I have two friends who have HUGE visions for their businesses.
Both of them want to help the world, both want to generate sustainable and thriving incomes, both of them are creative, both want to acquire a space for the business, and they both can see their entire vision in their mind’s eye.
The only difference between them is doing.
My one friend is stuck and has been consistently stuck, my other friend is chipping away at the dream one day/week/month at a time.
The person who is stuck is trapped in the know-do gap.
The knowing-doing gap was popularized by Jeffrey Pfeffer and Robert Sutton. The knowing-doing gap is essentially: You know what you have to do. You know because you’ve done a bunch of research, asked tons of questions, and have it laid out in your mind. But it’s the doing. The doing doesn’t happen. Therefore, the results don’t happen.
Below are a few examples of how the know-do gap can show up in your life:
I KNOW I have to start that essay my professor assigned us at the beginning of the semester, but I DO it two days before it’s due.
I KNOW my writing practice should be daily, but the only time I DO write is when I’m feeling inspired - which doesn’t happen as readily.
I KNOW my business needs consistent marketing, promotion, and sales, but I don’t DO it unless the opportunity comes to me.
I KNOW I should be getting medical help for this reoccurring problem, but only until I start coughing up blood is when I DO it (this example is a bit extreme, but you get my drift).
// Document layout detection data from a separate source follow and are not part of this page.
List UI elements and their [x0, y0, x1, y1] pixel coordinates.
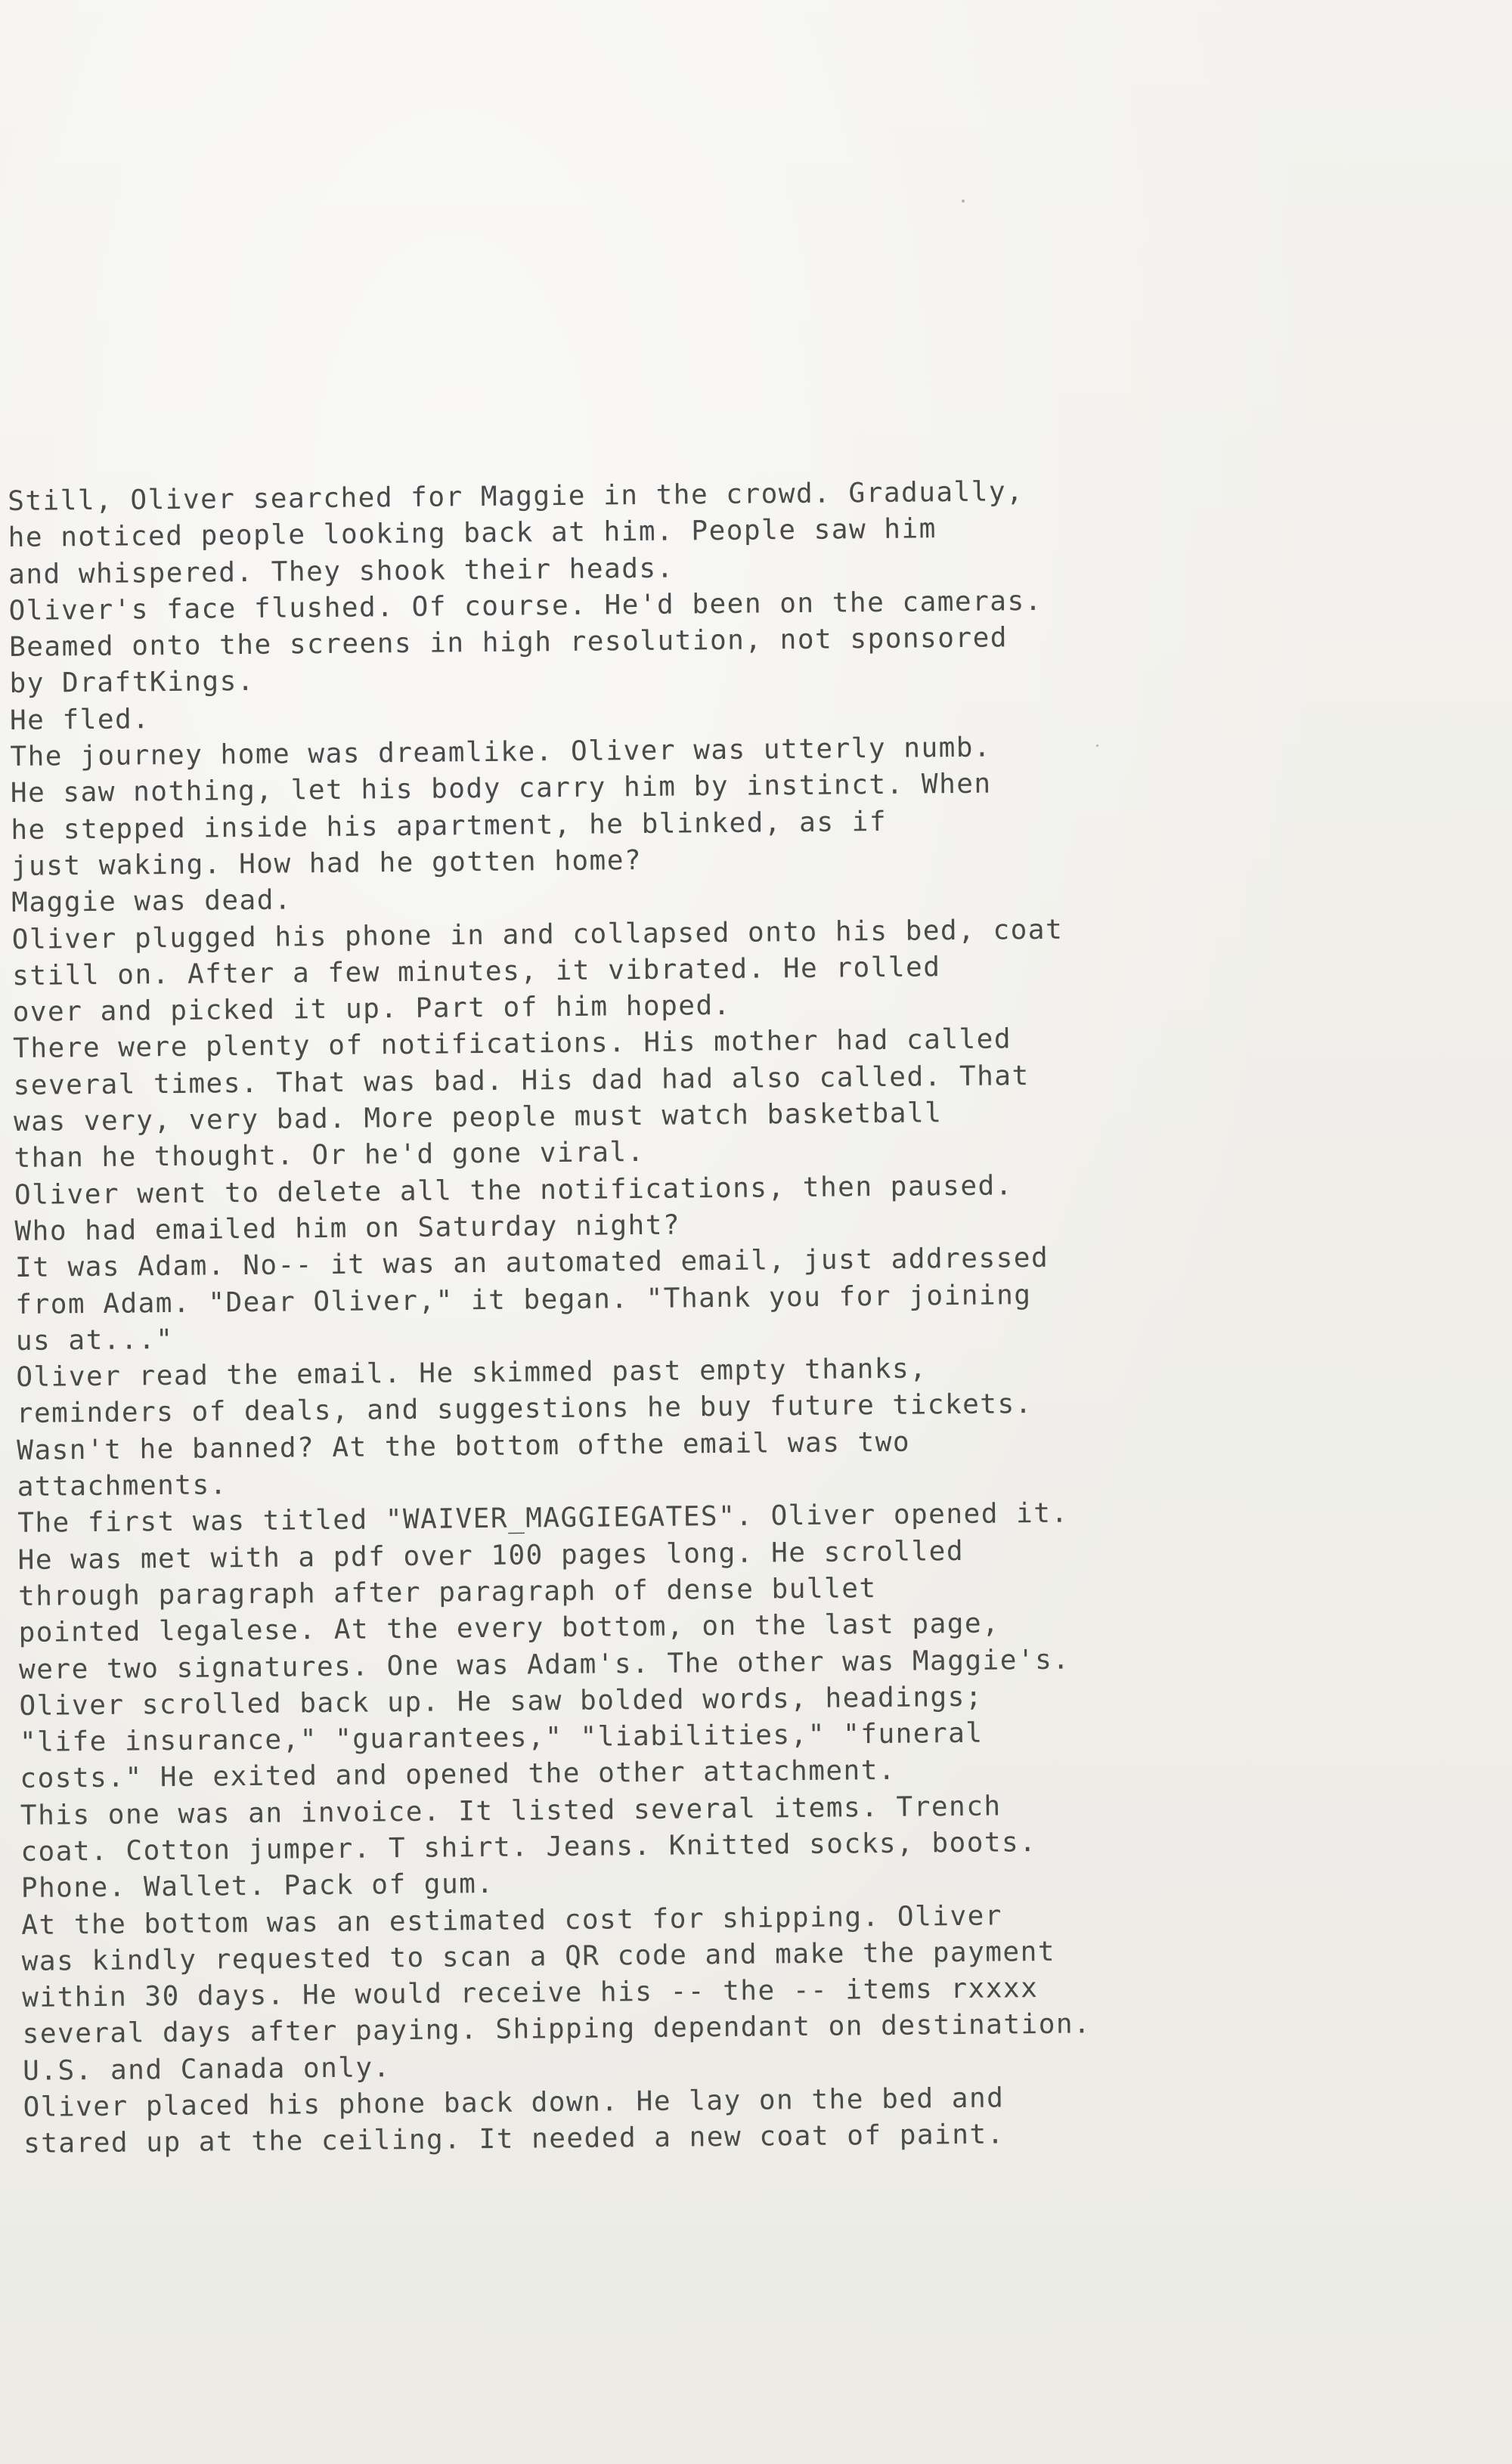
text-line: Oliver plugged his phone in and collapsed onto his bed, coat [11, 914, 1064, 955]
text-line: This one was an invoice. It listed several items. Trench [20, 1791, 1002, 1831]
text-line: Maggie was dead. [11, 884, 293, 919]
text-line: Wasn't he banned? At the bottom ofthe email was two [17, 1426, 911, 1466]
text-line: He was met with a pdf over 100 pages long. He scrolled [17, 1535, 965, 1576]
text-line: through paragraph after paragraph of dense bullet [17, 1572, 877, 1612]
text-line: he noticed people looking back at him. People saw him [8, 513, 937, 554]
text-line: several days after paying. Shipping dependant on destination. [22, 2008, 1092, 2051]
text-line: from Adam. "Dear Oliver," it began. "Thank you for joining [15, 1279, 1032, 1320]
text-line: pointed legalese. At the every bottom, on the last page, [18, 1608, 1000, 1649]
text-line: by DraftKings. [9, 666, 256, 700]
text-line: us at..." [15, 1323, 174, 1357]
text-line: were two signatures. One was Adam's. The other was Maggie's. [18, 1644, 1070, 1685]
text-line: was kindly requested to scan a QR code and make the payment [21, 1936, 1056, 1977]
text-line: was very, very bad. More people must watch basketball [13, 1097, 943, 1138]
text-line: U.S. and Canada only. [22, 2051, 391, 2087]
text-line: coat. Cotton jumper. T shirt. Jeans. Knitted socks, boots. [20, 1826, 1037, 1868]
text-line: Oliver scrolled back up. He saw bolded words, headings; [19, 1681, 984, 1722]
paper-speck [962, 200, 965, 203]
text-line: reminders of deals, and suggestions he buy future tickets. [16, 1388, 1033, 1430]
text-line: Still, Oliver searched for Maggie in the crowd. Gradually, [8, 476, 1024, 517]
typewritten-text-block [8, 469, 1512, 2163]
text-line: Oliver read the email. He skimmed past empty thanks, [16, 1353, 928, 1394]
text-line: Who had emailed him on Saturday night? [14, 1209, 681, 1247]
text-line: He saw nothing, let his body carry him by instinct. When [10, 768, 992, 809]
text-line: The journey home was dreamlike. Oliver was utterly numb. [10, 732, 992, 773]
text-line: He fled. [9, 703, 150, 736]
text-line: within 30 days. He would receive his -- the -- items rxxxx [22, 1973, 1039, 2014]
text-line: attachments. [17, 1469, 228, 1503]
text-line: several times. That was bad. His dad had also called. That [13, 1060, 1030, 1101]
text-line: The first was titled "WAIVER_MAGGIEGATES". Oliver opened it. [17, 1497, 1069, 1540]
text-line: "life insurance," "guarantees," "liabilities," "funeral [19, 1717, 984, 1759]
text-line: Oliver's face flushed. Of course. He'd been on the cameras. [8, 585, 1043, 627]
text-line: Oliver went to delete all the notifications, then paused. [14, 1169, 1014, 1211]
text-line: still on. After a few minutes, it vibrated. He rolled [12, 952, 941, 992]
text-line: Oliver placed his phone back down. He lay on the bed and [23, 2082, 1005, 2123]
text-line: over and picked it up. Part of him hoped. [12, 990, 732, 1029]
text-line: Beamed onto the screens in high resolution, not sponsored [8, 622, 1009, 664]
text-line: just waking. How had he gotten home? [11, 844, 643, 882]
text-line: There were plenty of notifications. His mother had called [12, 1023, 1012, 1065]
text-line: stared up at the ceiling. It needed a new coat of paint. [23, 2119, 1005, 2160]
text-line: he stepped inside his apartment, he blinked, as if [11, 806, 888, 846]
text-line: It was Adam. No-- it was an automated email, just addressed [14, 1243, 1049, 1284]
text-line: than he thought. Or he'd gone viral. [14, 1137, 645, 1175]
text-line: Phone. Wallet. Pack of gum. [20, 1868, 494, 1905]
text-line: and whispered. They shook their heads. [8, 553, 674, 590]
text-line: At the bottom was an estimated cost for shipping. Oliver [21, 1900, 1003, 1941]
text-line: costs." He exited and opened the other attachment. [20, 1755, 897, 1795]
You thought you were bad in your know-do gap as an artist? It’s even worse for health professionals. A study showed:
Only 14% of research is ever translated into practice
and takes 17 years on average to be implemented
(Balas and Boren, 2000).
Now take that in. The average person changes their job every 4.2 years (United States Department of Labour, 2018). Therefore, health professionals are doing research, getting it published, approved, and peer-reviewed. But by the time it is actually implemented and applied to the field, this person has already moved on to their 4th job - 17 years later.
The know-do gap affects artists as much as it affects health professionals, business owners, and any other person who feels they need to gather ALL of the research before starting anything. This keeps them from moving forward because not every itty bitty piece of information is collected.
This also relates to people who continue to talk about ideas and concepts but never put it into practice. For example, for years I’ve been saying I want to become vegan. Just because I’m talking about it, doesn’t mean I’m doing it. It was only when I started having nightmares after eating meat did I start transitioning my lifestyle.
Furthermore, I’ve also noticed I procrastinate because I can’t do something perfectly or because I don’t have enough knowledge/experience/skills about it. That’s why I remind myself of this quote:
"Every pro was once an Amateur.
Every expert was once a beginner.
So dream big and start now."
- Robin Sharma
In the fall of 2017, I jumped into the deep-end by saying yes to Aden Abebe about producing a web-series trailer called virgins!. Yes, I was naive. Yes, I had some media experience. Yes, I have project management experience. No, I had no idea about what I was getting into. No, looking back on it, I never would say yes if I knew what it entailed. No, I didn’t think it would be a production with 33+ cast and crew members - I thought it would be shot on some DSLR cameras with a handful of people.
I had some baseline experience (this is the amateur stage of the Robin Sharma quote), and now a year later I’m getting opportunities to be a production coordinator and am networking at major film festivals with the intention of continuing to pursue my career in film and media. Everyone has to start somewhere. The important piece of this is STARTING.
Starting is the DOING.
Starting fills that gap between what you know and how you go about doing.
What are some things that you have stuck in limbo of the knowing-doing gap? What is a reoccuring theme in your life where you are all talk, but no action?
Balas EA, Boren SA. Managing clinical knowledge for health care improvement. Yearb Med Inform. 2000;(1):65-70.